Coping with a terminal illness is hard for the whole family. When a friend or family member is diagnosed with a serious disease or illness, it can be difficult to know how to help. From offering practical help to emotional support, there are many ways you can help someone who is seriously ill, but they may not feel ready to accept help just yet. The best thing you can do is let them know you’re there for them, and visit regularly if you don’t live in the same house.

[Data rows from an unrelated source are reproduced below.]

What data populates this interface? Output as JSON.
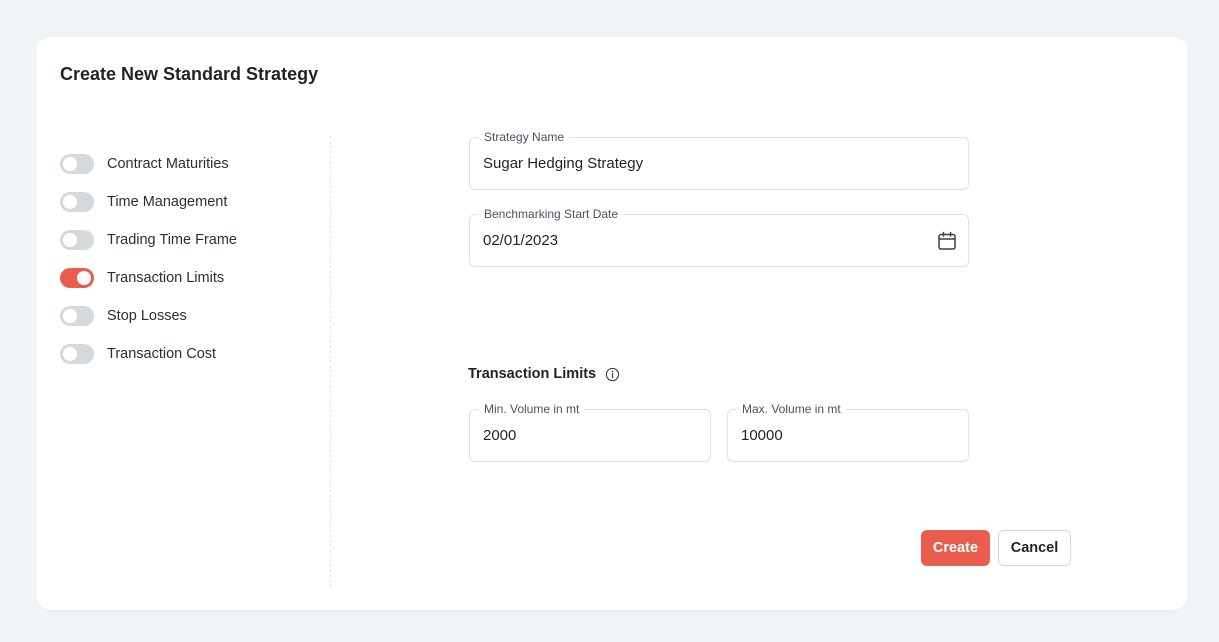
{
  "dialog": {
    "title": "Create New Standard Strategy"
  },
  "toggles": [
    {
      "label": "Contract Maturities",
      "on": false
    },
    {
      "label": "Time Management",
      "on": false
    },
    {
      "label": "Trading Time Frame",
      "on": false
    },
    {
      "label": "Transaction Limits",
      "on": true
    },
    {
      "label": "Stop Losses",
      "on": false
    },
    {
      "label": "Transaction Cost",
      "on": false
    }
  ],
  "form": {
    "strategy_name": {
      "label": "Strategy Name",
      "value": "Sugar Hedging Strategy"
    },
    "benchmark_date": {
      "label": "Benchmarking Start Date",
      "value": "02/01/2023",
      "icon": "calendar-icon"
    }
  },
  "transaction_limits": {
    "title": "Transaction Limits",
    "info_icon": "info-icon",
    "min_volume": {
      "label": "Min. Volume in mt",
      "value": "2000"
    },
    "max_volume": {
      "label": "Max. Volume in mt",
      "value": "10000"
    }
  },
  "actions": {
    "create_label": "Create",
    "cancel_label": "Cancel"
  },
  "colors": {
    "accent": "#e85d4d",
    "toggle_off": "#d5d8dd",
    "background": "#f1f4f7"
  }
}
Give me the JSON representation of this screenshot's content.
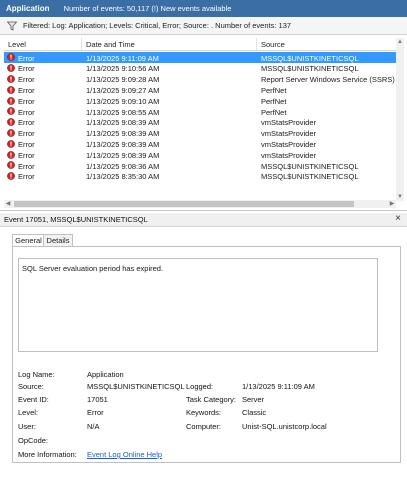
{
  "header": {
    "title": "Application",
    "events_text": "Number of events: 50,117 (!) New events available"
  },
  "filter": {
    "text": "Filtered: Log: Application; Levels: Critical, Error; Source: . Number of events: 137"
  },
  "columns": {
    "level": "Level",
    "datetime": "Date and Time",
    "source": "Source"
  },
  "rows": [
    {
      "level": "Error",
      "datetime": "1/13/2025 9:11:09 AM",
      "source": "MSSQL$UNISTKINETICSQL"
    },
    {
      "level": "Error",
      "datetime": "1/13/2025 9:10:56 AM",
      "source": "MSSQL$UNISTKINETICSQL"
    },
    {
      "level": "Error",
      "datetime": "1/13/2025 9:09:28 AM",
      "source": "Report Server Windows Service (SSRS)"
    },
    {
      "level": "Error",
      "datetime": "1/13/2025 9:09:27 AM",
      "source": "PerfNet"
    },
    {
      "level": "Error",
      "datetime": "1/13/2025 9:09:10 AM",
      "source": "PerfNet"
    },
    {
      "level": "Error",
      "datetime": "1/13/2025 9:08:55 AM",
      "source": "PerfNet"
    },
    {
      "level": "Error",
      "datetime": "1/13/2025 9:08:39 AM",
      "source": "vmStatsProvider"
    },
    {
      "level": "Error",
      "datetime": "1/13/2025 9:08:39 AM",
      "source": "vmStatsProvider"
    },
    {
      "level": "Error",
      "datetime": "1/13/2025 9:08:39 AM",
      "source": "vmStatsProvider"
    },
    {
      "level": "Error",
      "datetime": "1/13/2025 9:08:39 AM",
      "source": "vmStatsProvider"
    },
    {
      "level": "Error",
      "datetime": "1/13/2025 9:08:36 AM",
      "source": "MSSQL$UNISTKINETICSQL"
    },
    {
      "level": "Error",
      "datetime": "1/13/2025 8:35:30 AM",
      "source": "MSSQL$UNISTKINETICSQL"
    }
  ],
  "event": {
    "title": "Event 17051, MSSQL$UNISTKINETICSQL",
    "close_glyph": "×",
    "tabs": [
      "General",
      "Details"
    ],
    "description": "SQL Server evaluation period has expired.",
    "labels": {
      "log_name": "Log Name:",
      "source": "Source:",
      "event_id": "Event ID:",
      "level": "Level:",
      "user": "User:",
      "opcode": "OpCode:",
      "more_info": "More Information:",
      "logged": "Logged:",
      "task_category": "Task Category:",
      "keywords": "Keywords:",
      "computer": "Computer:"
    },
    "values": {
      "log_name": "Application",
      "source": "MSSQL$UNISTKINETICSQL",
      "event_id": "17051",
      "level": "Error",
      "user": "N/A",
      "opcode": "",
      "more_info": "Event Log Online Help",
      "logged": "1/13/2025 9:11:09 AM",
      "task_category": "Server",
      "keywords": "Classic",
      "computer": "Unist-SQL.unistcorp.local"
    }
  },
  "colors": {
    "header_bg": "#3a6ea5",
    "selection": "#3399ff",
    "error_icon": "#c62828",
    "link": "#1a5fd1"
  },
  "icons": {
    "filter": "filter-icon",
    "error": "error-icon",
    "close": "close-icon"
  }
}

Your relative could feel confused, angry and upset, and may behave differently towards you as they accept their diagnosis. This is normal and usually passes, so don’t retract your support when they need it the most. Here are some ways you can help your loved one throughout their illness.
Hire a carer
Many people feel obliged to step up and care for their relatives in times like these, and become the primary carer. However, there are many benefits to hiring a professional carer with experience in terminal illnesses. You’ll have extra support around the house, and your relationship with your loved one doesn’t have to change too much. If you have a home care worker, you can both look forward to the time you spend together which will be separate from the palliative care provided. Your loved one may not be comfortable with you having to complete some personal care tasks for them, even though you would do them with dignity and respect.
Do what they enjoy
When a person has little time left, it’s essential to give them as many happy and memorable experiences as possible. What do they consider the pleasures in life? From visiting the garden centre, going for a walk in the local park or watching their favourite TV show, make sure you plan lots of things they enjoy and can look forward to. Even making your loved one’s favourite meal can be a nice gesture they will appreciate. Also be aware that they might like some time on their own too, to read or take part in another quiet activity, as lots of visitors in one room can be overwhelming.
Be a good listener
The most important thing to do is to be there for your loved one when they need to talk. Lend your ears if and when they are needed, but don’t force conversation – your relative may not be ready to talk about their feelings yet. If the person blocks out worries and fears for a long period and refuses to talk about them, feelings can become impossible to deal with. Depression can also affect people who have been diagnosed with a terminal illness, if they feel like they can’t cope. If they don’t want to talk to you then suggest a doctor or a counsellor, or a support group so they can meet people in a similar situation.
Dealing with a terminal illness is difficult for everyone involved, so remember to take care of your own wellbeing too.